Only four of the 15 prisons in Ireland are operating at less than design capacity with the remaining 11 housing approximately 10 percent more inmates than the stipulated design capacity, according to official figures. The 85-bed women’s facility located on the Mountjoy campus — operating approximately 60 percent above design capacity — is the most overcrowded facility.
While the main facility at Mountjoy, which regularly holds about 700 inmates, has a design capacity of 590 beds, the Inspector of Prisons recently advised corrections officials that the male prison should hold a maximum of 540 inmates in order to operate safely.
With more than $50 million already invested in the project, the Thornton Hall development remains a central plank in a major prison expansion and renovation program instituted by the government to alleviate chronic overcrowding and replace aging, outmoded and substandard facilities, according to the Irish Prison Service.
“The building of the Thornton Campus is a cornerstone of our prison policy,” Ahern says. “It will deliver lower annual operating costs and much better prisoner facilities when opened,” says Ahern, who recently unveiled the country’s newest inmate housing unit at the Victorian-era Portlaoise prison, a maximum-security facility opened in 1830.

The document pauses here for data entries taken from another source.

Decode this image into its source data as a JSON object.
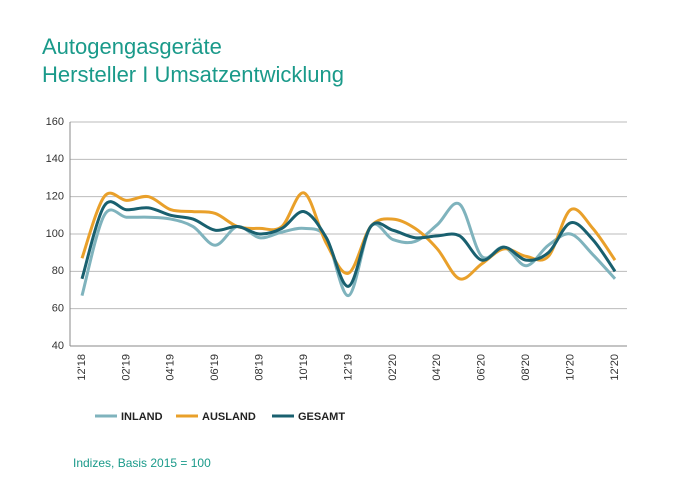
{
  "chart_data": {
    "type": "line",
    "title": "Autogengasgeräte",
    "subtitle": "Hersteller I Umsatzentwicklung",
    "note": "Indizes, Basis 2015 = 100",
    "categories": [
      "12'18",
      null,
      "02'19",
      null,
      "04'19",
      null,
      "06'19",
      null,
      "08'19",
      null,
      "10'19",
      null,
      "12'19",
      null,
      "02'20",
      null,
      "04'20",
      null,
      "06'20",
      null,
      "08'20",
      null,
      "10'20",
      null,
      "12'20"
    ],
    "series": [
      {
        "name": "INLAND",
        "color": "#7fb3bd",
        "values": [
          67,
          110,
          109,
          109,
          108,
          104,
          94,
          104,
          98,
          101,
          103,
          98,
          67,
          104,
          97,
          96,
          105,
          116,
          88,
          93,
          83,
          94,
          100,
          89,
          76
        ]
      },
      {
        "name": "AUSLAND",
        "color": "#e9a02a",
        "values": [
          87,
          120,
          118,
          120,
          113,
          112,
          111,
          104,
          103,
          104,
          122,
          95,
          79,
          104,
          108,
          103,
          92,
          76,
          84,
          92,
          88,
          88,
          113,
          103,
          86
        ]
      },
      {
        "name": "GESAMT",
        "color": "#19606f",
        "values": [
          76,
          115,
          113,
          114,
          110,
          108,
          102,
          104,
          100,
          103,
          112,
          98,
          72,
          104,
          102,
          98,
          99,
          99,
          86,
          93,
          86,
          90,
          106,
          97,
          80
        ]
      }
    ],
    "ylim": [
      40,
      160
    ],
    "yticks": [
      40,
      60,
      80,
      100,
      120,
      140,
      160
    ],
    "grid": true
  }
}
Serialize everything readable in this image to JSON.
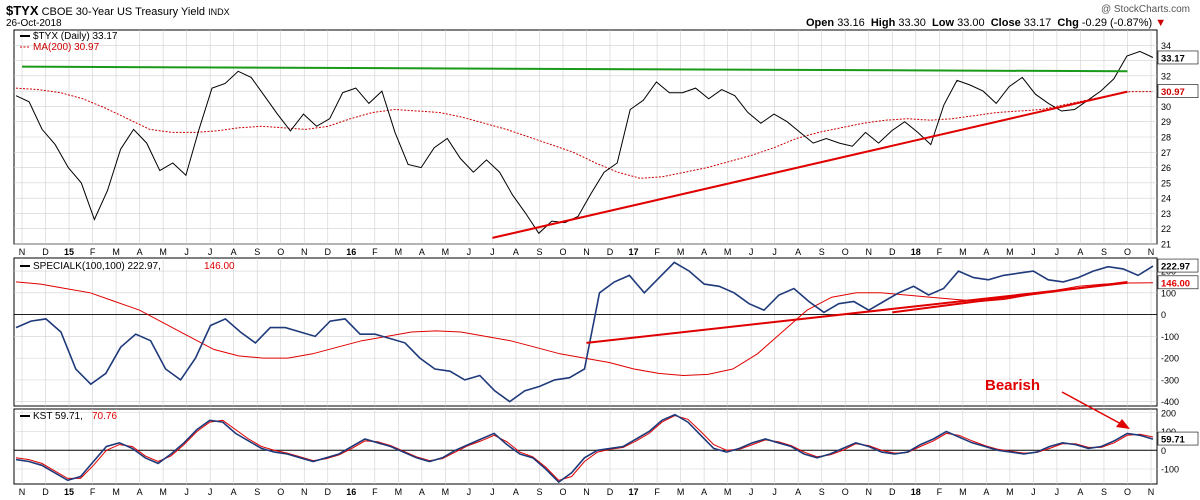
{
  "header": {
    "symbol": "$TYX",
    "name": "CBOE 30-Year US Treasury Yield",
    "exchange": "INDX",
    "date": "26-Oct-2018",
    "watermark": "@ StockCharts.com",
    "quote": {
      "open_label": "Open",
      "open": "33.16",
      "high_label": "High",
      "high": "33.30",
      "low_label": "Low",
      "low": "33.00",
      "close_label": "Close",
      "close": "33.17",
      "chg_label": "Chg",
      "chg": "-0.29 (-0.87%)"
    }
  },
  "panels": {
    "price": {
      "legend_main": "$TYX (Daily) 33.17",
      "legend_ma": "MA(200) 30.97",
      "last_value_label": "33.17",
      "ma_value_label": "30.97"
    },
    "specialk": {
      "legend": "SPECIALK(100,100) 222.97,",
      "legend_signal": "146.00",
      "last_value_label": "222.97",
      "signal_value_label": "146.00"
    },
    "kst": {
      "legend": "KST 59.71,",
      "legend_signal": "70.76",
      "last_value_label": "59.71",
      "annotation": "Bearish"
    }
  },
  "colors": {
    "price_line": "#000000",
    "ma_line": "#cc0000",
    "trendline_green": "#1a9a1a",
    "trendline_red": "#e00000",
    "indicator_line": "#1f3a7a",
    "signal_line": "#e00000",
    "grid": "#d0d0d0"
  },
  "chart_data": [
    {
      "type": "line",
      "panel": "price",
      "x_range": [
        "2014-11",
        "2018-10-26"
      ],
      "ylim": [
        21,
        35
      ],
      "y_ticks": [
        21,
        22,
        23,
        24,
        25,
        26,
        27,
        28,
        29,
        30,
        31,
        32,
        33,
        34
      ],
      "x_tick_labels": [
        "N",
        "D",
        "15",
        "F",
        "M",
        "A",
        "M",
        "J",
        "J",
        "A",
        "S",
        "O",
        "N",
        "D",
        "16",
        "F",
        "M",
        "A",
        "M",
        "J",
        "J",
        "A",
        "S",
        "O",
        "N",
        "D",
        "17",
        "F",
        "M",
        "A",
        "M",
        "J",
        "J",
        "A",
        "S",
        "O",
        "N",
        "D",
        "18",
        "F",
        "M",
        "A",
        "M",
        "J",
        "J",
        "A",
        "S",
        "O",
        "N"
      ],
      "series": [
        {
          "name": "$TYX (Daily)",
          "values": [
            30.7,
            30.3,
            28.5,
            27.5,
            26.0,
            25.0,
            22.6,
            24.5,
            27.2,
            28.5,
            27.6,
            25.8,
            26.3,
            25.5,
            28.5,
            31.2,
            31.5,
            32.3,
            31.9,
            30.7,
            29.5,
            28.4,
            29.5,
            28.7,
            29.2,
            30.9,
            31.2,
            30.2,
            31.0,
            28.3,
            26.2,
            26.0,
            27.3,
            27.9,
            26.6,
            25.7,
            26.5,
            25.7,
            24.2,
            23.0,
            21.7,
            22.5,
            22.4,
            22.8,
            24.3,
            25.7,
            26.3,
            29.8,
            30.4,
            31.6,
            30.9,
            30.9,
            31.2,
            30.5,
            31.1,
            30.7,
            29.6,
            28.9,
            29.5,
            29.0,
            28.3,
            27.6,
            27.9,
            27.6,
            27.4,
            28.3,
            27.6,
            28.4,
            29.0,
            28.3,
            27.5,
            30.1,
            31.7,
            31.4,
            31.0,
            30.2,
            31.3,
            31.9,
            30.8,
            30.2,
            29.7,
            29.8,
            30.4,
            31.0,
            31.8,
            33.3,
            33.6,
            33.2
          ]
        },
        {
          "name": "MA(200)",
          "values": [
            31.2,
            31.1,
            30.9,
            30.5,
            29.9,
            29.2,
            28.5,
            28.3,
            28.3,
            28.4,
            28.6,
            28.7,
            28.6,
            28.5,
            28.7,
            29.2,
            29.6,
            29.8,
            29.7,
            29.6,
            29.3,
            28.9,
            28.5,
            28.0,
            27.5,
            27.0,
            26.3,
            25.7,
            25.3,
            25.4,
            25.7,
            26.0,
            26.4,
            26.8,
            27.3,
            27.9,
            28.3,
            28.6,
            28.9,
            29.1,
            29.2,
            29.1,
            29.2,
            29.4,
            29.6,
            29.7,
            29.8,
            30.1,
            30.4,
            30.7,
            30.97,
            30.97
          ]
        }
      ],
      "annotations": [
        {
          "kind": "trendline",
          "label": "",
          "from": [
            "2014-11",
            32.6
          ],
          "to": [
            "2018-10",
            32.3
          ]
        },
        {
          "kind": "trendline",
          "label": "",
          "from": [
            "2016-07",
            21.4
          ],
          "to": [
            "2018-10",
            30.97
          ]
        }
      ]
    },
    {
      "type": "line",
      "panel": "specialk",
      "ylim": [
        -420,
        260
      ],
      "y_ticks": [
        -400,
        -300,
        -200,
        -100,
        0,
        100,
        200
      ],
      "series": [
        {
          "name": "SPECIALK(100,100)",
          "values": [
            -60,
            -30,
            -20,
            -80,
            -250,
            -320,
            -270,
            -150,
            -90,
            -120,
            -250,
            -300,
            -200,
            -50,
            -20,
            -80,
            -130,
            -60,
            -60,
            -80,
            -100,
            -30,
            -20,
            -90,
            -90,
            -110,
            -130,
            -200,
            -250,
            -260,
            -300,
            -280,
            -350,
            -400,
            -350,
            -330,
            -300,
            -290,
            -250,
            100,
            150,
            180,
            100,
            170,
            240,
            200,
            140,
            130,
            100,
            50,
            20,
            90,
            120,
            60,
            10,
            50,
            60,
            20,
            60,
            100,
            130,
            90,
            120,
            200,
            170,
            160,
            180,
            190,
            200,
            160,
            150,
            170,
            200,
            220,
            210,
            180,
            223
          ]
        },
        {
          "name": "Signal",
          "values": [
            150,
            140,
            120,
            100,
            60,
            20,
            -40,
            -100,
            -160,
            -190,
            -200,
            -200,
            -180,
            -150,
            -120,
            -100,
            -80,
            -75,
            -80,
            -100,
            -120,
            -150,
            -180,
            -200,
            -220,
            -250,
            -270,
            -280,
            -275,
            -250,
            -180,
            -80,
            20,
            80,
            100,
            100,
            90,
            80,
            70,
            60,
            70,
            90,
            110,
            130,
            140,
            145,
            146
          ]
        }
      ],
      "annotations": [
        {
          "kind": "trendline",
          "label": "",
          "from": [
            "2016-11",
            -130
          ],
          "to": [
            "2018-10",
            146
          ]
        },
        {
          "kind": "trendline",
          "label": "",
          "from": [
            "2017-12",
            10
          ],
          "to": [
            "2018-10",
            150
          ]
        }
      ]
    },
    {
      "type": "line",
      "panel": "kst",
      "ylim": [
        -180,
        220
      ],
      "y_ticks": [
        -100,
        0,
        100,
        200
      ],
      "series": [
        {
          "name": "KST",
          "values": [
            -50,
            -60,
            -80,
            -120,
            -160,
            -140,
            -60,
            20,
            40,
            10,
            -40,
            -70,
            -20,
            40,
            110,
            160,
            150,
            90,
            50,
            10,
            -10,
            -20,
            -40,
            -60,
            -40,
            -20,
            20,
            60,
            40,
            20,
            -10,
            -40,
            -60,
            -40,
            0,
            30,
            60,
            90,
            30,
            -20,
            -40,
            -100,
            -170,
            -120,
            -40,
            0,
            10,
            20,
            60,
            100,
            160,
            190,
            150,
            80,
            10,
            -10,
            10,
            40,
            60,
            40,
            20,
            -20,
            -40,
            -20,
            10,
            40,
            20,
            -10,
            -20,
            -10,
            30,
            60,
            100,
            70,
            40,
            20,
            0,
            -10,
            -20,
            -10,
            20,
            40,
            30,
            10,
            20,
            50,
            90,
            80,
            59.71
          ]
        },
        {
          "name": "Signal",
          "values": [
            -40,
            -50,
            -70,
            -110,
            -150,
            -150,
            -80,
            0,
            30,
            20,
            -30,
            -60,
            -30,
            30,
            100,
            150,
            160,
            110,
            60,
            20,
            0,
            -15,
            -35,
            -55,
            -45,
            -25,
            10,
            50,
            45,
            25,
            -5,
            -35,
            -55,
            -45,
            -10,
            25,
            50,
            80,
            45,
            -10,
            -35,
            -90,
            -160,
            -140,
            -60,
            -10,
            5,
            15,
            50,
            90,
            150,
            185,
            165,
            100,
            30,
            0,
            5,
            30,
            55,
            45,
            25,
            -10,
            -35,
            -25,
            0,
            35,
            25,
            0,
            -15,
            -12,
            20,
            50,
            90,
            80,
            50,
            25,
            5,
            -5,
            -15,
            -12,
            10,
            35,
            35,
            15,
            15,
            40,
            80,
            85,
            70.76
          ]
        }
      ],
      "annotations": [
        {
          "kind": "text",
          "label": "Bearish",
          "at": [
            "2018-09",
            190
          ]
        }
      ]
    }
  ]
}
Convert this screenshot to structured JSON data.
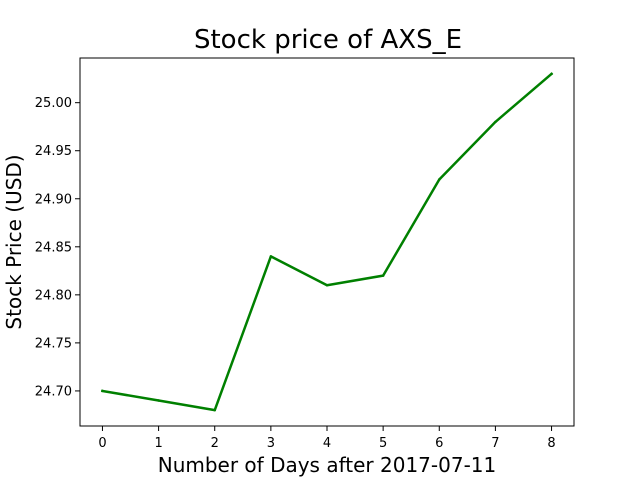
{
  "chart_data": {
    "type": "line",
    "title": "Stock price of AXS_E",
    "xlabel": "Number of Days after 2017-07-11",
    "ylabel": "Stock Price (USD)",
    "x": [
      0,
      1,
      2,
      3,
      4,
      5,
      6,
      7,
      8
    ],
    "series": [
      {
        "values": [
          24.7,
          24.69,
          24.68,
          24.84,
          24.81,
          24.82,
          24.92,
          24.98,
          25.03
        ],
        "color": "#008000"
      }
    ],
    "xlim": [
      -0.4,
      8.4
    ],
    "ylim": [
      24.6635,
      25.0465
    ],
    "x_ticks": [
      "0",
      "1",
      "2",
      "3",
      "4",
      "5",
      "6",
      "7",
      "8"
    ],
    "y_ticks": [
      "24.70",
      "24.75",
      "24.80",
      "24.85",
      "24.90",
      "24.95",
      "25.00"
    ],
    "grid": false,
    "legend": false
  }
}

Already in use, the new 200-bed wing at Portlaoise, located 70 miles southwest of the capital Dublin, includes 75 single-occupancy cells and 60 double-occupancy cells, increasing rated capacity to almost 399 beds.
At-risk and intensive management inmates can be housed in a segregated area incorporating three single-occupancy cells.
In addition to the new $33 million housing unit at Portlaoise, the Irish Prison Service brought a further 350 beds on-line at three separate facilities during 2009.
A refurbished segregation unit at the 590-bed Mountjoy Prison provided an additional 50 beds in the center of Dublin, while a new wing at the 430-bed Wheatfield Prison, outside Dublin, which can house approximately 200 inmates, opened in September.